Thank you, this helps to understand port read process!
XU316 does come in an 800MHz version also.
Actually, my bad, I'm using the EVK for this test and it's using the C32, therefore the 800MHz. I was using the MC-316 this morning which is 600MHz and was thinking the EVK was the same, my apologies! But yeah, this means I can push a bit further.
Remember the thread(core) speed is different to the processor speed. If you are using a 600MHz part and using 5 threads or less then the thread speed is 600/5 = 120MHz. If using more than 5 threads, the thread speed is 600/thread count so down to 75MHz with 8 threads.
The thread speed is the rate at which instructions will run.
I'm still running on a single thread. For proof of concept purposes (and to test limits), I'm just running this from the main function, without any parallel statements.

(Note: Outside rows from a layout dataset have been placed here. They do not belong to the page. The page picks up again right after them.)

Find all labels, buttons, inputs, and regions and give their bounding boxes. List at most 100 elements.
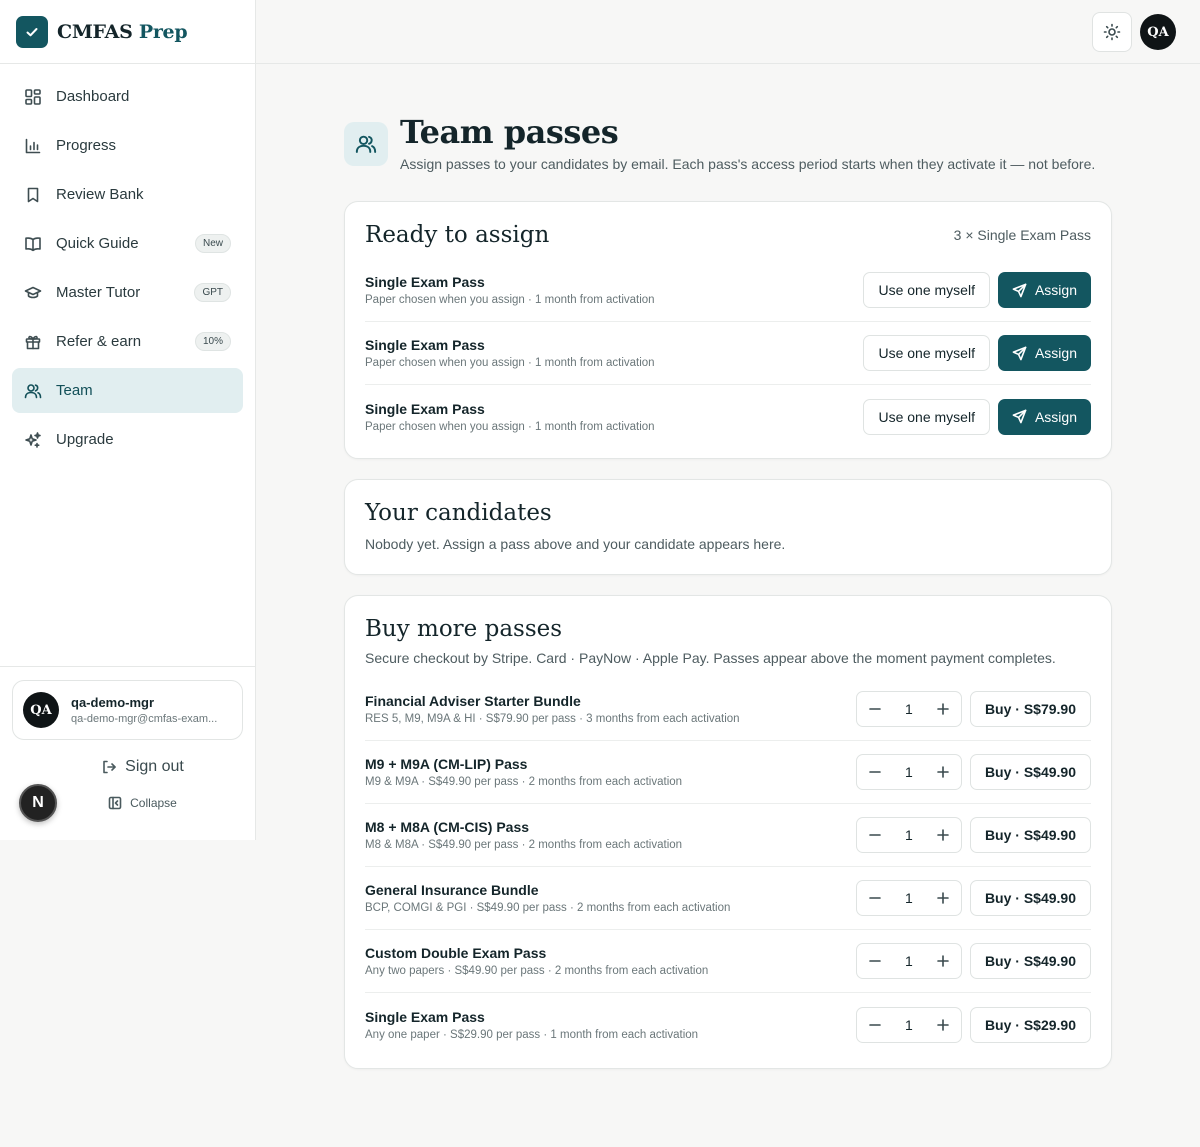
sidebar-item-upgrade[interactable]: Upgrade xyxy=(12,417,243,462)
page-header: Team passes Assign passes to your candid… xyxy=(344,112,1112,172)
graduation-cap-icon xyxy=(24,284,42,302)
candidates-card: Your candidates Nobody yet. Assign a pas… xyxy=(344,479,1112,575)
send-icon xyxy=(1012,409,1027,424)
topbar: QA xyxy=(256,0,1200,64)
product-name: Custom Double Exam Pass xyxy=(365,945,547,961)
sidebar-item-label: Dashboard xyxy=(56,88,130,105)
bookmark-icon xyxy=(24,186,42,204)
product-list: Financial Adviser Starter Bundle RES 5, … xyxy=(365,678,1091,1056)
buy-button[interactable]: Buy · S$49.90 xyxy=(969,880,1091,916)
pass-row: Single Exam Pass Paper chosen when you a… xyxy=(365,259,1091,322)
pass-name: Single Exam Pass xyxy=(365,337,485,353)
product-name: Single Exam Pass xyxy=(365,1008,485,1025)
pass-desc: Paper chosen when you assign · 1 month f… xyxy=(365,420,655,433)
plus-icon[interactable] xyxy=(935,890,951,906)
sidebar-item-label: Refer & earn xyxy=(56,333,142,350)
sidebar-item-refer-earn[interactable]: Refer & earn 10% xyxy=(12,319,243,364)
minus-icon[interactable] xyxy=(867,701,883,717)
sidebar-item-review-bank[interactable]: Review Bank xyxy=(12,172,243,217)
user-card[interactable]: QA qa-demo-mgr qa-demo-mgr@cmfas-exam... xyxy=(12,680,243,740)
user-avatar-button[interactable]: QA xyxy=(1140,14,1176,50)
quantity-value[interactable]: 1 xyxy=(905,953,913,969)
quantity-value[interactable]: 1 xyxy=(905,827,913,843)
brand[interactable]: CMFAS Prep xyxy=(0,0,255,64)
card-title: Your candidates xyxy=(365,500,552,526)
user-info: qa-demo-mgr qa-demo-mgr@cmfas-exam... xyxy=(71,695,217,725)
book-icon xyxy=(24,235,42,253)
product-desc: Any one paper · S$29.90 per pass · 1 mon… xyxy=(365,1028,699,1041)
sidebar-item-label: Quick Guide xyxy=(56,235,139,252)
new-badge: New xyxy=(194,234,231,253)
buy-button[interactable]: Buy · S$49.90 xyxy=(969,943,1091,979)
sidebar-item-master-tutor[interactable]: Master Tutor GPT xyxy=(12,270,243,315)
sidebar-item-label: Team xyxy=(56,382,93,399)
plus-icon[interactable] xyxy=(935,764,951,780)
checkout-description: Secure checkout by Stripe. Card · PayNow… xyxy=(365,650,1056,666)
assign-button[interactable]: Assign xyxy=(997,335,1091,371)
collapse-icon xyxy=(108,796,122,810)
users-icon xyxy=(24,382,42,400)
collapse-label: Collapse xyxy=(130,796,177,810)
sidebar-item-team[interactable]: Team xyxy=(12,368,243,413)
minus-icon[interactable] xyxy=(867,953,883,969)
buy-button[interactable]: Buy · S$49.90 xyxy=(969,754,1091,790)
assign-label: Assign xyxy=(1034,408,1077,425)
sparkles-icon xyxy=(24,431,42,449)
assign-label: Assign xyxy=(1034,345,1077,361)
plus-icon[interactable] xyxy=(935,1017,951,1033)
buy-button[interactable]: Buy · S$29.90 xyxy=(969,1006,1091,1043)
minus-icon[interactable] xyxy=(867,827,883,843)
quantity-stepper: 1 xyxy=(855,754,962,790)
theme-toggle-button[interactable] xyxy=(1092,12,1132,52)
quantity-value[interactable]: 1 xyxy=(905,701,913,717)
buy-button[interactable]: Buy · S$79.90 xyxy=(969,691,1091,727)
plus-icon[interactable] xyxy=(935,827,951,843)
avatar: QA xyxy=(23,692,59,728)
sidebar-item-progress[interactable]: Progress xyxy=(12,123,243,168)
use-myself-button[interactable]: Use one myself xyxy=(863,398,990,435)
check-logo-icon xyxy=(16,15,48,48)
product-row: General Insurance Bundle BCP, COMGI & PG… xyxy=(365,867,1091,930)
quantity-stepper: 1 xyxy=(855,943,962,979)
buy-button[interactable]: Buy · S$49.90 xyxy=(969,817,1091,853)
product-row: M9 + M9A (CM-LIP) Pass M9 & M9A · S$49.9… xyxy=(365,741,1091,804)
sign-out-button[interactable]: Sign out xyxy=(12,758,243,776)
quantity-stepper: 1 xyxy=(855,817,962,853)
use-myself-button[interactable]: Use one myself xyxy=(863,335,990,371)
sidebar-item-label: Master Tutor xyxy=(56,284,141,301)
quantity-value[interactable]: 1 xyxy=(905,890,913,906)
product-name: M9 + M9A (CM-LIP) Pass xyxy=(365,756,528,772)
assign-button[interactable]: Assign xyxy=(997,398,1091,435)
candidates-empty-text: Nobody yet. Assign a pass above and your… xyxy=(365,536,786,552)
quantity-value[interactable]: 1 xyxy=(905,764,913,780)
send-icon xyxy=(1012,346,1027,360)
main-content: Team passes Assign passes to your candid… xyxy=(344,112,1112,1069)
product-desc: M9 & M9A · S$49.90 per pass · 2 months f… xyxy=(365,776,683,788)
page-subtitle: Assign passes to your candidates by emai… xyxy=(400,156,1096,172)
sidebar-item-label: Review Bank xyxy=(56,186,144,203)
dev-indicator-badge[interactable]: N xyxy=(19,784,57,822)
minus-icon[interactable] xyxy=(867,890,883,906)
product-name: Financial Adviser Starter Bundle xyxy=(365,693,581,709)
gift-icon xyxy=(24,333,42,351)
page-title: Team passes xyxy=(400,113,619,151)
product-row: Custom Double Exam Pass Any two papers ·… xyxy=(365,930,1091,993)
send-icon xyxy=(1012,283,1027,297)
product-desc: M8 & M8A · S$49.90 per pass · 2 months f… xyxy=(365,839,683,851)
sidebar-item-quick-guide[interactable]: Quick Guide New xyxy=(12,221,243,266)
plus-icon[interactable] xyxy=(935,701,951,717)
product-row: Single Exam Pass Any one paper · S$29.90… xyxy=(365,993,1091,1056)
quantity-value[interactable]: 1 xyxy=(905,1017,913,1033)
assign-button[interactable]: Assign xyxy=(997,272,1091,308)
brand-name: CMFAS Prep xyxy=(57,21,188,43)
gpt-badge: GPT xyxy=(194,283,231,302)
sidebar-item-dashboard[interactable]: Dashboard xyxy=(12,74,243,119)
sun-icon xyxy=(1103,23,1121,41)
minus-icon[interactable] xyxy=(867,1017,883,1033)
quantity-stepper: 1 xyxy=(855,880,962,916)
plus-icon[interactable] xyxy=(935,953,951,969)
pass-count: 3 × Single Exam Pass xyxy=(953,227,1091,243)
minus-icon[interactable] xyxy=(867,764,883,780)
card-title: Ready to assign xyxy=(365,222,550,248)
use-myself-button[interactable]: Use one myself xyxy=(863,272,990,308)
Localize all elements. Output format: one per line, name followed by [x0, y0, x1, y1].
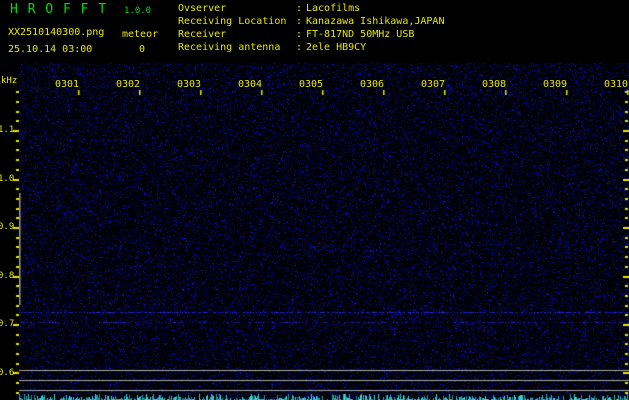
spectrogram-canvas [0, 0, 629, 400]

What are you using as the stimulus for your 1-bit port?
I'm using the xCORE clock, configured as below (clocking at 400MHz and not 300MHz as I have previously mentioned in one of my previous comments):
Code: Select all
clock_set_source_clk_xcore(samplerClk);
clock_set_divide(samplerClk, 1);
That should indeed allow me to get up to ~200MHz of sampling.
Now, a few improvements based on your suggestion on the previous comment: Adding the '#pragma unroll' has indeed helped to improve the sampling rate to which I can sample the signal. I currently can successfully sample a signal up to ~50MHz without losing bits between port ins. I need to test at slightly higher frequencies, but if I go straight up to 100MHz, then I see data bits falling behind.
I would check the disassembly with xobjdump -D <your_binary.xe> and see what your loop looks like. Sometimes the compiler can add in array bounds checking which would compromise the timing.
Thanks for the suggestion. I'll look into this more in detail throughout the afternoon, but from the first look, the copy operation itself is taking indeed 1 cycle, but the port_in is taking 6 clock cycles and then some padding happening?:
Code: Select all
<port_in>:
0x0008039c: ff 17: nop (0r)
0x0008039e: 80 7f: dualentsp (u6) 0x0
0x000803a0: c0 b6: in (2r) r0, res[r0]
0x000803a2: ff 17: nop (0r)
0x000803a4: ff 17: nop (0r)
0x000803a6: c0 77: retsp (u6) 0x0
The 6 cycles would currently explain why I can sample a signal of 50MHz but not of 100MHz. 6cycles @ 800MHz clock means that the maximum sample rate would be 133.3(3)MHz
I'll proceed with the debugging and once again (and can't thank you enough), thank you Joe!